7. New Right to Data Portability for Consumers
The Digital Republic Act introduces a new section under the Consumers Code, which grants consumers a right to the recovery and portability of their personal data. This new provision requires all providers of online communication services to the public to enable consumers to recover, free of charge, all data that they have stored online, including data files, all data stored and accessible from the user's online account, and other types of data that are associated with the user's online account and that can be easily re-used and exploited by another data controller. The data controller must provide the data in a readable format. If that cannot be done, the data controller has to inform the consumer of such restriction and provide alternative ways for the user to recover his/her data.
8. Online Platform Providers
The Digital Republic Act introduces specific obligations for online platform providers. They are defined as businesses that offer to customers an online communication service to the public that 1) enables the ranking or referencing by means of a computer algorithm of content, goods or services that are offered or displayed online by third parties (e.g., search engines), or 2) allows parties to get in contact with one another in order to sell goods, offer a service, or exchange or share content, goods or services (e.g., online auction or shopping websites).
9. No restrictions on data storage
Last but not least, the final text of the Digital Republic Act has deleted the provision that would have required all data to be stored in the EU and not be transferred outside of Europe. Therefore, there are no data residency rules that would require businesses to store their data in France, and on the contrary, businesses can continue to transfer personal data outside Europe as long as they respect the EU data protection requirements under the GDPR.

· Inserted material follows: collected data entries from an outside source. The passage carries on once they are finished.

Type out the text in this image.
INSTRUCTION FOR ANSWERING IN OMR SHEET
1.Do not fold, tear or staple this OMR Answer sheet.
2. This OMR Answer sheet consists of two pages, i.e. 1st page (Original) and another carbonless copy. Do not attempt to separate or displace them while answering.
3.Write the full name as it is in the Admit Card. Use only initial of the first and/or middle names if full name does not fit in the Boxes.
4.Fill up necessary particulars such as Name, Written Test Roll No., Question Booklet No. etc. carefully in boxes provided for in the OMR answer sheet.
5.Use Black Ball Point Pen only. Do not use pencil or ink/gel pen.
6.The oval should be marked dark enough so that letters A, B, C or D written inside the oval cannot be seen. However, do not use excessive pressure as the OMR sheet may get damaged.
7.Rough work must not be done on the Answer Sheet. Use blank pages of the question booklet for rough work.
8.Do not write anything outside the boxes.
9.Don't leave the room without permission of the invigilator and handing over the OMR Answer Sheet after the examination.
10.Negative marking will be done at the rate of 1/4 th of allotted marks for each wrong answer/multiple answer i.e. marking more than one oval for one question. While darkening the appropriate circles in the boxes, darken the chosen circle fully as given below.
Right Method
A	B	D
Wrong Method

10. Practical implications
With the Digital Republic Act, France has sent a clear message that it is taking personal data protection very seriously and is keen to establish strong safeguards to protect personal data. This new law also shows that even though the GDPR establishes a harmonised data protection regime across Europe, EU member states can nonetheless adopt additional or more restrictive data protection rules, and therefore, country-specific laws will continue to apply meaning that businesses may still need to comply with different national laws when processing personal data across Europe.
Now that the text has come into force, we will need to wait for the adoption of the implementing decrees, some of which are supposed to come into force before the end of the year. Thus, businesses should tackle the new challenges set up by this law as soon as possible.